Labor Day traffic slowed around the country as drivers lucky to find gas stations open paid over 30 percent more than before Hurricane Katrina disrupted Gulf Coast refinery and pipeline operations a week ago.

Pump prices are starting to level off, but analysts say the dramatic rise in gasoline costs has forced consumers to begin rethinking everything from vacation travel plans to how much they can afford to spend for food, clothing and restaurant meals.

Drivers paid an average of about $3.20 a gallon for unleaded regular on Monday, up $1.35 from a year ago, and 75 cents more than they did before the hurricane, according to Randy Bly, director of community relations for AAA Auto Club South.

The federation of motor clubs had originally forecast that 34.5 million Americans would travel 50 miles or more this Labor Day weekend.
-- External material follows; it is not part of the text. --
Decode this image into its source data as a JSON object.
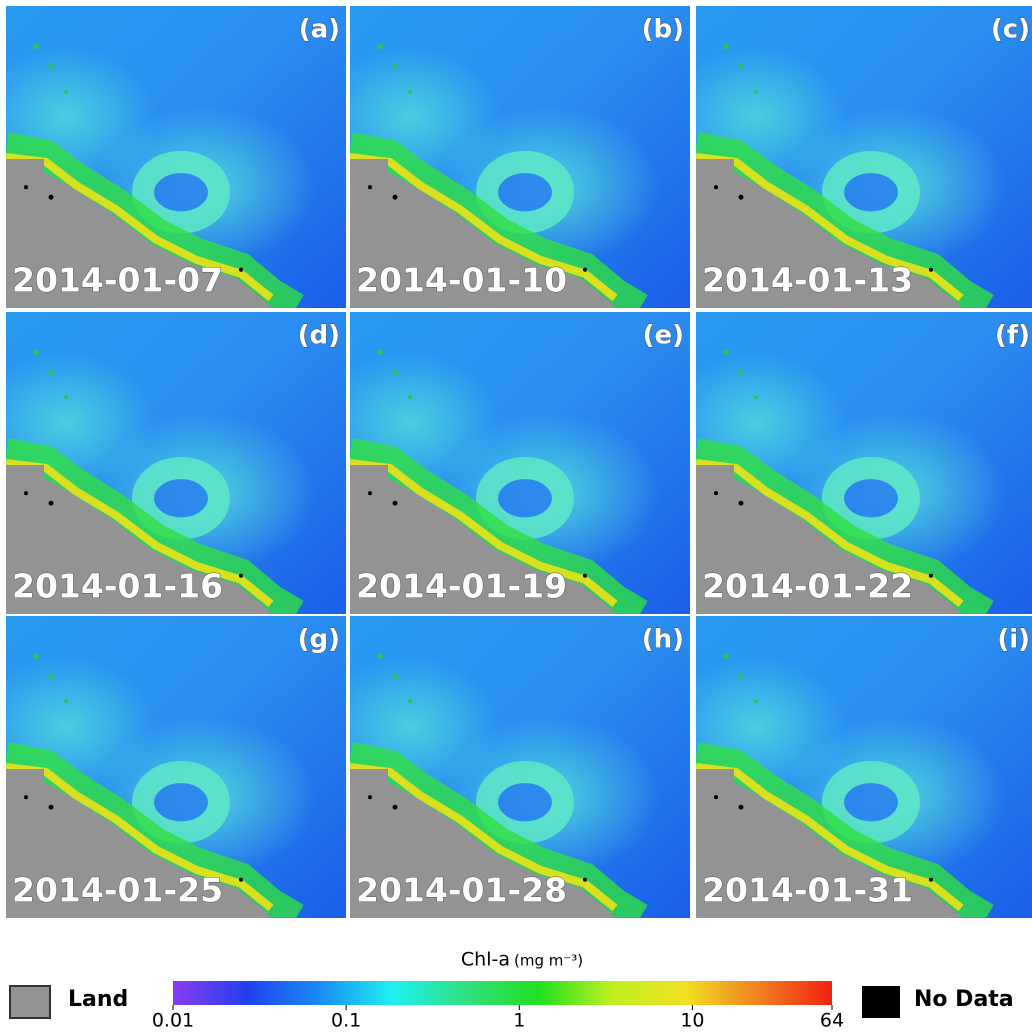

But Bly thinks that estimate was too high as drivers were spooked by the spike in gas prices and reports of shortages at gas stations in midwestern, southern and northeast states.
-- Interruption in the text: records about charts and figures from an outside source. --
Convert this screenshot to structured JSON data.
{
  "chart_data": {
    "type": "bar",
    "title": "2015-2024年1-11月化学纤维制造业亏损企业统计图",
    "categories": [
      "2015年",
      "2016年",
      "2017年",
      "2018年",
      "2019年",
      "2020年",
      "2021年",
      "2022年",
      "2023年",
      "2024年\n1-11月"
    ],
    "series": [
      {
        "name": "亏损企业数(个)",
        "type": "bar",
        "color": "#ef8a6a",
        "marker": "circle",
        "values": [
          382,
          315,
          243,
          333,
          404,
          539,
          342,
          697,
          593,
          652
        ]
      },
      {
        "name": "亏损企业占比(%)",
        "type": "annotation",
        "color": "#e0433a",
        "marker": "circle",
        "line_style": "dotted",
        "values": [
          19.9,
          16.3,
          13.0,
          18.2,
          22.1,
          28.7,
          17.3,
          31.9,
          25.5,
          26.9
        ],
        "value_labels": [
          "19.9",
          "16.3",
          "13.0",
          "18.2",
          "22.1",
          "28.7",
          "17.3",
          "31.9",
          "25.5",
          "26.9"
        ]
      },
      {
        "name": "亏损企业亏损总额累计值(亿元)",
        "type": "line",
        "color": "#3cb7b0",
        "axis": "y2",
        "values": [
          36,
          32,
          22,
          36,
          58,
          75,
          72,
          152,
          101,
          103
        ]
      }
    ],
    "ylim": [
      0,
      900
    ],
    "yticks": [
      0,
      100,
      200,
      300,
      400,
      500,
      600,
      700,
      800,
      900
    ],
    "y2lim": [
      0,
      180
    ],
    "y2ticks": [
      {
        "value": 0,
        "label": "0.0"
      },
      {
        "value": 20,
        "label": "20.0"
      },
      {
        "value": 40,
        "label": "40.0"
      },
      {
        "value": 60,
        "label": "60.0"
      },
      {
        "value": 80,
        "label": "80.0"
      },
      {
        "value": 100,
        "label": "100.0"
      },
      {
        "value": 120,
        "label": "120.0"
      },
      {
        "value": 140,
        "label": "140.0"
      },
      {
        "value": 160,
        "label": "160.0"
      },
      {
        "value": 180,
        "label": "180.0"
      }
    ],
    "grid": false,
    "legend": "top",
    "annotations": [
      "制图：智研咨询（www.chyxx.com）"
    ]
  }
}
“We feel very certain Hurricane Katrina will bring this (original estimate) lower,” Bly said.

In Georgia, a moratorium on gas taxes and a slight dip in wholesale prices helped level fuel prices to an average of $3.05. On Friday, Gov. Sonny Perdue ordered a month-long moratorium on state gas taxes and called legislators into a special session Tuesday to ratify the decision. The governor’s order suspends Georgia’s 7.5 cents-a-gallon excise tax and 4 percent sales tax on gasoline until the end of September.

Robert and Claire Smith of Rockford, Ill., had planned to take their four children to an amusement park, but the high price of gas kept them from making the drive of over one hour. Instead, they visited both sets of grandparents nearby.
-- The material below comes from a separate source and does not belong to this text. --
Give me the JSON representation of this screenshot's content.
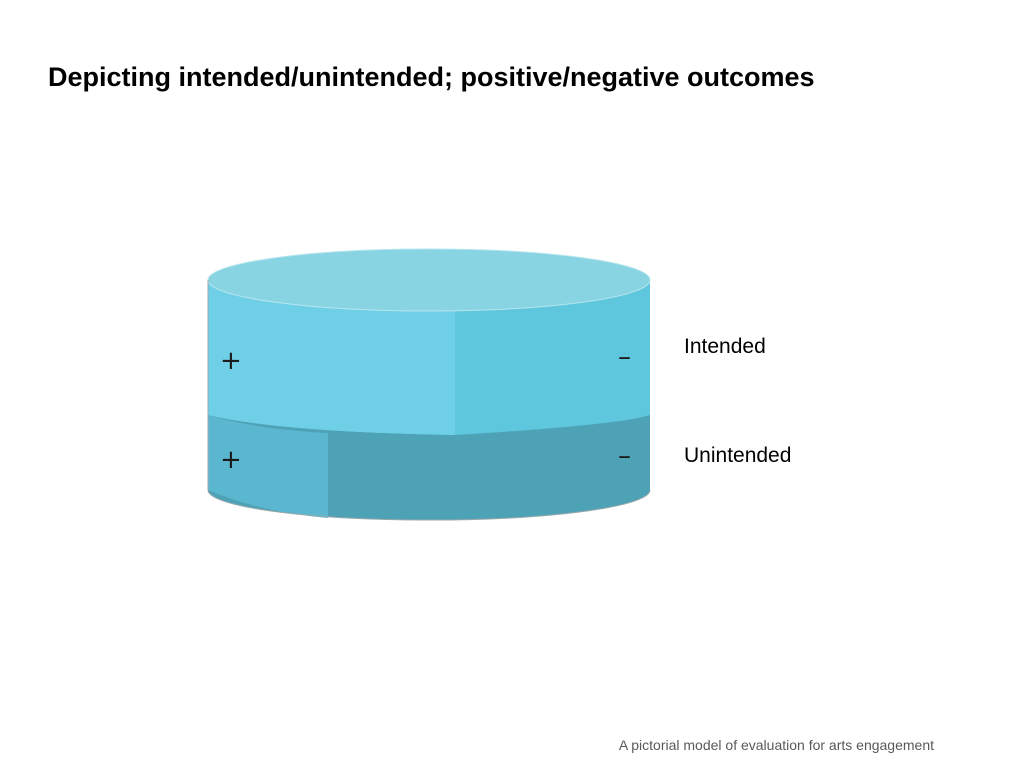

“The kids just don’t understand. Their day is not set by what gas prices are,” Robert Smith said, adding that, on Labor Day morning, his eight-year old had “this long face” of disappointment.

Ohio State Highway Patrol Sgt. Michael Forshe in Zanesville said traffic was definitely down on central Ohio’s interstate, I-70, this weekend. “I don’t see it as the end-of-summer blowout like it used to be,” he said.

Higher gas prices may have also slowed sales in shopping malls this Labor Day weekend.

Michael Solomon, who owns and operates Great American Cookie stores in malls in Kentucky, Nevada, Indiana and West Virginia, said his weekend sales were “well below expectations.”

“It started Friday when all the gas prices jumped up,” said Solomon. Store managers in West Virginia and Kentucky also told him local gas stations were out of gas, which he assumes caused some consumers to stay at home rather than venture to malls.

“It was slower than usual. People spent the same amount of money. It just felt like there were less people,” said Solomon, who fears that he may have to raise his prices if high energy costs boost what he pays for freight and other services.

Much of the rise in gas prices stems from major disruption in how oil and gas are produced and delivered in the U.S. Gulf coast states.

These facilities were responsible for producing 1.4 million barrels of oil each day, equal to what is imported from Saudi Arabia each day, and 80 percent of that, or some 1.2 million barrels, was halted because of Hurricane Katrina, according to John Felmy, chief economist at the American Petroleum Institute.

At one point, nearly 95 percent of the production from these Gulf Coast facilities was disrupted last week.

The magnitude of the damage to the Gulf Coast facilities and the time it takes to repair them may have an impact on the overall U.S. economy, warned Chris Low, chief economist at FTN Financial.

Low recalled that two years ago, energy related costs like gas at the pump or heating oil for homes made up about 4 percent of household budget. That had risen to 5.5 percent prior to Hurricane Katrina and is likely to rise further, he said.

“I would think that certainly some of the discretionary spending would drop. There will be those who think twice about driving at all,” said Low.